Member of the Ohio House of Representatives from the 68th district
- In office January 3, 1953 – December 31, 1968
- Preceded by: None (First)
- Succeeded by: Chester Cruze

Personal details
- Born: April 7, 1922 Ohio, U.S.
- Died: August 27, 2016 (aged 94) Cincinnati, Ohio, U.S.
- Party: Republican

= Robert Reckman =

American politician

Robert Frederick Reckman (April 7, 1922 – August 27, 2016) was an American attorney and politician who served as a member of the Ohio House of Representatives. He was the speaker of the Ohio House from 1965 to 1967.

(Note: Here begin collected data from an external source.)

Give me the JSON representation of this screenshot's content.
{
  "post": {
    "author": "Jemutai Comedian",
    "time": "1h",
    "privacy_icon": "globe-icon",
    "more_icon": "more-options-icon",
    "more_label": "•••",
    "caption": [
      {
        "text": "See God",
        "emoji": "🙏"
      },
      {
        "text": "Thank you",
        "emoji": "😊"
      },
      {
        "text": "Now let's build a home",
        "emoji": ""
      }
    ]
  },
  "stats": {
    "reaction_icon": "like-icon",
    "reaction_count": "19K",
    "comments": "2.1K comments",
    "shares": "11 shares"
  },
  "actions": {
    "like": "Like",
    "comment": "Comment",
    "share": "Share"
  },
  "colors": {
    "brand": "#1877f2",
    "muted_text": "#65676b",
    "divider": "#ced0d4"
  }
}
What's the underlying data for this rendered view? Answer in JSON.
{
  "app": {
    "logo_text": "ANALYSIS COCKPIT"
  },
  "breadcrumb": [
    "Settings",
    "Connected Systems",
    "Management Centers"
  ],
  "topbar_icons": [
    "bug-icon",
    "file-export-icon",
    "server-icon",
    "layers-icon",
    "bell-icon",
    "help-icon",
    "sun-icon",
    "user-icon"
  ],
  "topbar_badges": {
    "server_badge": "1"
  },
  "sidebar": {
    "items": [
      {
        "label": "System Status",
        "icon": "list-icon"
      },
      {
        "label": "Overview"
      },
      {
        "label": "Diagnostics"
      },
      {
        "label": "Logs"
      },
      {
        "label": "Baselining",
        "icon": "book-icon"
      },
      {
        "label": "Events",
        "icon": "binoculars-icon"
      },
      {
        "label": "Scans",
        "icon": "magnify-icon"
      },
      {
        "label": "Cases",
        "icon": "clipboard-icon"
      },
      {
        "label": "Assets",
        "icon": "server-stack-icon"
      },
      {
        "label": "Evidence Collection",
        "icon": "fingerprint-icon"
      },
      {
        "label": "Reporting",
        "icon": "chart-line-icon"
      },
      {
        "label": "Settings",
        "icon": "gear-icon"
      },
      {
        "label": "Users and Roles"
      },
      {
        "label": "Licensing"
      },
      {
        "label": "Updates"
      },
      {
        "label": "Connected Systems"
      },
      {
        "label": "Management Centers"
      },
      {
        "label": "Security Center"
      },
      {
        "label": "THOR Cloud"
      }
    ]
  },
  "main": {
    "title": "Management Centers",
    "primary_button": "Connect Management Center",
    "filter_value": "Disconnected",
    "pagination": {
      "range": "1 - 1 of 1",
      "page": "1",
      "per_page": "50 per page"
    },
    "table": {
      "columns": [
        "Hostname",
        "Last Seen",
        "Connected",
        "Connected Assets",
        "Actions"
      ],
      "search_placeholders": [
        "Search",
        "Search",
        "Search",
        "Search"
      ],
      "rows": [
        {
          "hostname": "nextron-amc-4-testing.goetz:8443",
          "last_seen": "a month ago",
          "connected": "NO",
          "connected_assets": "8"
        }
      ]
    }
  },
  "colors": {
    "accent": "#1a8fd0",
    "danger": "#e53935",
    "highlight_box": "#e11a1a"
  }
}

In January 1953, Reckman introduced Ohio House Bill 46. The bill amended state law pertaining to municipal annexation, making it so that when a civil township is annexed by a municipality in such a way that the township's remaining unincorporated area is devoid of any resident freeholders (a status which renders the township government de facto defunct), said area is considered a part of the annexing municipality for political and administrative purposes. (This remedied the situation of Millcreek Township in Hamilton County, which had been reduced to the Wesleyan Cemetery after the other areas of the township had been annexed by the city of Cincinnati or had undertaken incorporation themselves, as in the cases of Norwood and St. Bernard.) The bill was passed and approved in July 1953 and became effective in October of the same year.

Reckman served as a private in the U.S. Navy during World War II.

Reckman died in Cincinnati, Ohio, in August 2016, at the age of 94.